If Miller is compromised, Tyler Webb, who mostly had a strong season in 2019, would be the primary lefthanded reliever. Webb seems to be a perfect fit for the new rule whereby relievers have to face at least three batters. He was first among all major-league pitchers in lowest batting average against by lefthanded hitters at .157 and he was fifth among lefthanders against righthanded batters at .189.

Lefthander Genesis Cabrera, who can throw in the high 90s, could be a factor if he reaches form after being sidelined by a pair of positive tests for coronavirus. And southpaw Austin Gomber, thought of mostly as a starter, relieved some for the Cardinals in 2018.

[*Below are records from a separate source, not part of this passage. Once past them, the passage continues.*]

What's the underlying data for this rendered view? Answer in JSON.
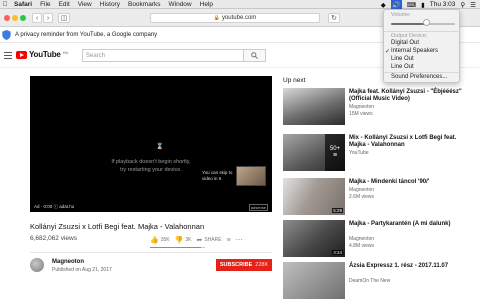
{
  "menubar": {
    "app": "Safari",
    "items": [
      "File",
      "Edit",
      "View",
      "History",
      "Bookmarks",
      "Window",
      "Help"
    ],
    "clock": "Thu 3:03"
  },
  "toolbar": {
    "url": "youtube.com"
  },
  "privacy": {
    "text": "A privacy reminder from YouTube, a Google company"
  },
  "header": {
    "logo_text": "YouTube",
    "logo_country": "HU",
    "search_placeholder": "Search"
  },
  "player": {
    "message": "If playback doesn't begin shortly, try restarting your device.",
    "skip_text": "You can skip to video in 5",
    "ad_info": "Ad · 0:00  ⓘ  adat.hu",
    "ad_logo": "adsense"
  },
  "video": {
    "title": "Kollányi Zsuzsi x Lotfi Begi feat. Majka - Valahonnan",
    "views": "6,682,062 views",
    "likes": "35K",
    "like_ratio": 0.92,
    "dislikes": "3K",
    "share": "SHARE"
  },
  "channel": {
    "name": "Magneoton",
    "published": "Published on Aug 21, 2017",
    "subscribe_label": "SUBSCRIBE",
    "subscriber_count": "228K"
  },
  "upnext": {
    "heading": "Up next",
    "items": [
      {
        "title": "Majka feat. Kollányi Zsuzsi - \"Ébjééész\" (Official Music Video)",
        "channel": "Magneoton",
        "views": "15M views",
        "duration": ""
      },
      {
        "title": "Mix - Kollányi Zsuzsi x Lotfi Begi feat. Majka - Valahonnan",
        "channel": "YouTube",
        "views": "",
        "duration": "",
        "playlist_count": "50+"
      },
      {
        "title": "Majka - Mindenki táncol '90/'",
        "channel": "Magneoton",
        "views": "2.6M views",
        "duration": "5:29"
      },
      {
        "title": "Majka - Partykarantén (A mi dalunk)",
        "channel": "Magneoton",
        "views": "4.8M views",
        "duration": "3:24"
      },
      {
        "title": "Ázsia Expressz 1. rész - 2017.11.07",
        "channel": "DeamOn The New",
        "views": "",
        "duration": ""
      }
    ]
  },
  "volume_menu": {
    "volume_label": "Volume:",
    "volume_level": 0.55,
    "output_label": "Output Device:",
    "devices": [
      "Digital Out",
      "Internal Speakers",
      "Line Out",
      "Line Out"
    ],
    "selected_device": "Internal Speakers",
    "preferences": "Sound Preferences..."
  }
}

Korean lefthander Kwang Hyun Kim was signed to a two-year contract with the understanding that he might relieve and start. Then there is Brett Cecil, who on the final year of his $30.5 million, four-year contract, indicated he was healthy this spring although still without a plus fastball. He suffered a hamstring injury in the next-to-last spring game but seems to have overcome that and thinks he is better able to compete because of his new sidearm delivery.

From the right side, there is even more depth, although that was compromised when on Monday Jordan Hicks — he of the 100 mph-plus fastball and two varieties of sliders — opted out of the season due to his risk level to coronavirus as a Type 1 diabetic. He was going to be out until August, anyway, as he worked his way back from Tommy John elbow surgery.

Giovanny Gallegos, who was delayed in reporting to summer camp, was an outstanding setup man last season, allowing just 44 hits and 16 walks in 74 innings while striking out 93 and holding opponents to a .170 batting average.

Former independent league pitcher John Brebbia had put together three solid seasons, but he’s out after Tommy John surgery this spring.

John Gant scored 11 wins in relief last season. Ryan Helsley is capable of throwing 100 miles an hour and has a breaking ball, too. Helsley, who was on the postseason roster last season, is considered starter material down the line if he gets a third pitch, but he might be the closer at the start of the season.